К сожалению, в некоторых случаях критика не ограничивается только худшей стороной науки (милитаризм, сексизм и т. д.) и направлена на лучшее, а именно на стремление рационально познать мир и научный метод в широком смысле слова224. Надо быть наивным, чтобы поверить в то, что реально установка постмодерна направлена против рационального мировоззрения. Более того, эта сторона — доступная мишень, так как нетрудно найти большое число сторонников, когда критикуешь рациональность как таковую: все те, а их немало, кому свойственны суеверия, традиционные (например, религиозный интегризм) или New Age 225. Если прибавить к этому частую путаницу между наукой и технологией, то получим достаточно популярную, но вряд ли успешную критику.

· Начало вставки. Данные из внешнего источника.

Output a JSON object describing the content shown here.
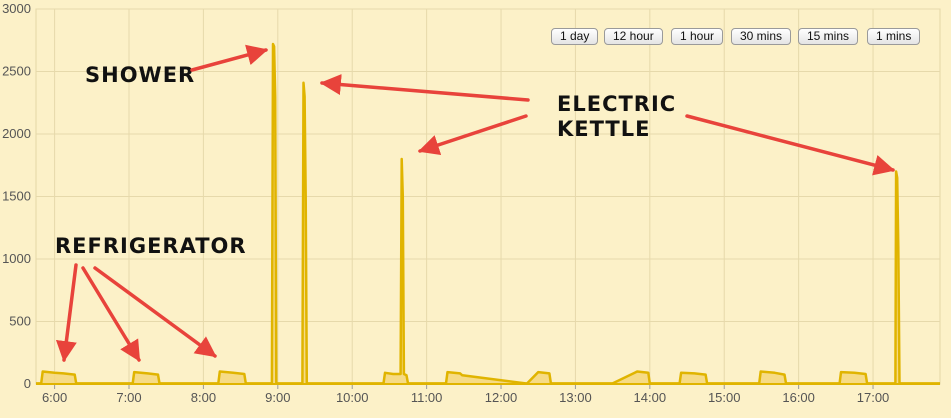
{
  "range_buttons": [
    "1 day",
    "12 hour",
    "1 hour",
    "30 mins",
    "15 mins",
    "1 mins"
  ],
  "chart_data": {
    "type": "area",
    "title": "",
    "xlabel": "",
    "ylabel": "",
    "ylim": [
      0,
      3000
    ],
    "y_ticks": [
      "0",
      "500",
      "1000",
      "1500",
      "2000",
      "2500",
      "3000"
    ],
    "x_ticks": [
      "6:00",
      "7:00",
      "8:00",
      "9:00",
      "10:00",
      "11:00",
      "12:00",
      "13:00",
      "14:00",
      "15:00",
      "16:00",
      "17:00"
    ],
    "xlim_hours": [
      5.75,
      17.9
    ],
    "grid": true,
    "line_color": "#e0b400",
    "fill_color": "#f5d77a",
    "series": [
      {
        "x": [
          5.75,
          5.82,
          5.84,
          6.0,
          6.12,
          6.27,
          6.29,
          7.05,
          7.07,
          7.25,
          7.39,
          7.41,
          8.2,
          8.22,
          8.4,
          8.55,
          8.57,
          8.92,
          8.935,
          8.95,
          8.965,
          8.98,
          9.33,
          9.345,
          9.36,
          9.375,
          9.39,
          10.42,
          10.44,
          10.55,
          10.65,
          10.665,
          10.68,
          10.695,
          10.73,
          10.75,
          11.26,
          11.28,
          11.45,
          11.48,
          12.33,
          12.35,
          12.5,
          12.65,
          12.67,
          13.5,
          13.83,
          13.98,
          14.0,
          14.4,
          14.42,
          14.6,
          14.75,
          14.77,
          15.47,
          15.49,
          15.68,
          15.81,
          15.83,
          16.55,
          16.57,
          16.75,
          16.9,
          16.92,
          17.3,
          17.31,
          17.325,
          17.34,
          17.355,
          17.9
        ],
        "y": [
          5,
          5,
          100,
          90,
          85,
          75,
          5,
          5,
          95,
          85,
          75,
          5,
          5,
          100,
          90,
          80,
          5,
          5,
          2720,
          2700,
          2300,
          5,
          5,
          2410,
          2300,
          1500,
          5,
          5,
          90,
          80,
          80,
          1800,
          1500,
          80,
          70,
          5,
          5,
          95,
          85,
          70,
          5,
          5,
          95,
          85,
          5,
          5,
          100,
          90,
          5,
          5,
          90,
          85,
          75,
          5,
          5,
          100,
          90,
          75,
          5,
          5,
          95,
          90,
          80,
          5,
          5,
          1700,
          1650,
          1100,
          5,
          5
        ]
      }
    ],
    "annotations": [
      {
        "label": "SHOWER"
      },
      {
        "label": "ELECTRIC"
      },
      {
        "label": "KETTLE"
      },
      {
        "label": "REFRIGERATOR"
      }
    ]
  }
}
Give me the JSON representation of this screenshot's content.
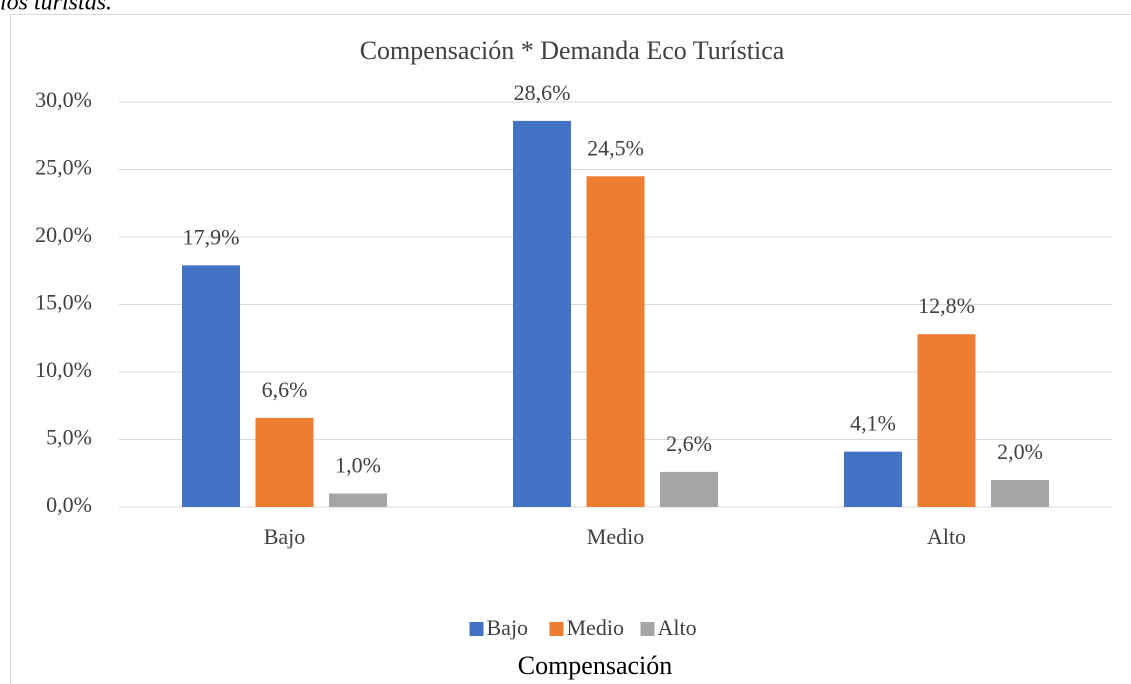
{
  "caption": "los turistas.",
  "chart_data": {
    "type": "bar",
    "title": "Compensación * Demanda Eco Turística",
    "x_label": "Compensación",
    "categories": [
      "Bajo",
      "Medio",
      "Alto"
    ],
    "series": [
      {
        "name": "Bajo",
        "color": "#4472c4",
        "values": [
          17.9,
          28.6,
          4.1
        ],
        "value_labels": [
          "17,9%",
          "28,6%",
          "4,1%"
        ]
      },
      {
        "name": "Medio",
        "color": "#ed7d31",
        "values": [
          6.6,
          24.5,
          12.8
        ],
        "value_labels": [
          "6,6%",
          "24,5%",
          "12,8%"
        ]
      },
      {
        "name": "Alto",
        "color": "#a5a5a5",
        "values": [
          1.0,
          2.6,
          2.0
        ],
        "value_labels": [
          "1,0%",
          "2,6%",
          "2,0%"
        ]
      }
    ],
    "ylim": [
      0,
      30
    ],
    "yticks": [
      {
        "value": 0,
        "label": "0,0%"
      },
      {
        "value": 5,
        "label": "5,0%"
      },
      {
        "value": 10,
        "label": "10,0%"
      },
      {
        "value": 15,
        "label": "15,0%"
      },
      {
        "value": 20,
        "label": "20,0%"
      },
      {
        "value": 25,
        "label": "25,0%"
      },
      {
        "value": 30,
        "label": "30,0%"
      }
    ],
    "grid": true,
    "legend": "bottom"
  }
}
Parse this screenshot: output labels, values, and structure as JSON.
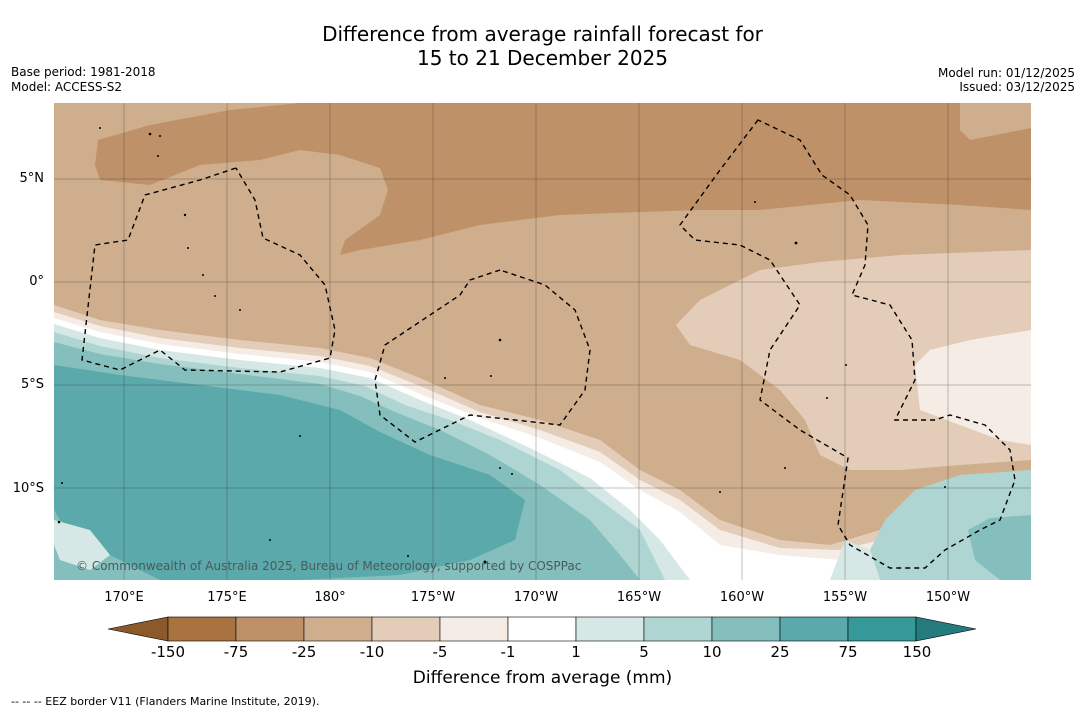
{
  "title": {
    "line1": "Difference from average rainfall forecast for",
    "line2": "15 to 21 December 2025"
  },
  "meta_left": {
    "base_period": "Base period: 1981-2018",
    "model": "Model: ACCESS-S2"
  },
  "meta_right": {
    "model_run": "Model run: 01/12/2025",
    "issued": "Issued: 03/12/2025"
  },
  "copyright": "© Commonwealth of Australia 2025, Bureau of Meteorology, supported by COSPPac",
  "lat_labels": [
    "5°N",
    "0°",
    "5°S",
    "10°S"
  ],
  "lon_labels": [
    "170°E",
    "175°E",
    "180°",
    "175°W",
    "170°W",
    "165°W",
    "160°W",
    "155°W",
    "150°W"
  ],
  "colorbar": {
    "title": "Difference from average (mm)",
    "ticks": [
      "-150",
      "-75",
      "-25",
      "-10",
      "-5",
      "-1",
      "1",
      "5",
      "10",
      "25",
      "75",
      "150"
    ],
    "colors": {
      "below": "#8c5a2a",
      "bins": [
        "#a8733f",
        "#be9168",
        "#cfae8e",
        "#e3cdb8",
        "#f5ece5",
        "#ffffff",
        "#d6e8e5",
        "#aed5d2",
        "#85bfbd",
        "#5ba9aa",
        "#35999a"
      ],
      "above": "#257b7e"
    }
  },
  "legend": {
    "eez": "--  --  -- EEZ border V11 (Flanders Marine Institute, 2019)."
  }
}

Все те, кто обладает политической или экономической властью, предпочли бы критику науки или технологии как таковых, так как эта критика способствует созданию культа властных отношений, в которых нет ничего рационального, но на которых зиждется власть. Кстати, левые постмодернисты, взявшись за рациональность, сами лишают себя мощного инструмента критики действующего социального порядка. Хомский отмечает, что в недалеком прошлом,
Левые интеллектуалы активно участвовали в оживленной жизни пролетарской культуры. Некоторые пытаются восполнить классовый характер учреждений культуры образовательными программами для рабочих или популяризаторскими изданиями, полностью успешными, по математике, естественным наукам и другим предметам. Но следует констатировать, что сегодня наследники левых часто пытаются лишить трудящихся этих инструментов эмансипации, сообщая нам, что «проект энциклопедистов» мертв, что мы должны отказаться от «иллюзий» науки и рациональности — сообщение, которое обрадовало бы сердца власть имущих, всегда готовых монополизировать эти инструменты для собственных нужд. (Хомский 1994а, с. 325–326)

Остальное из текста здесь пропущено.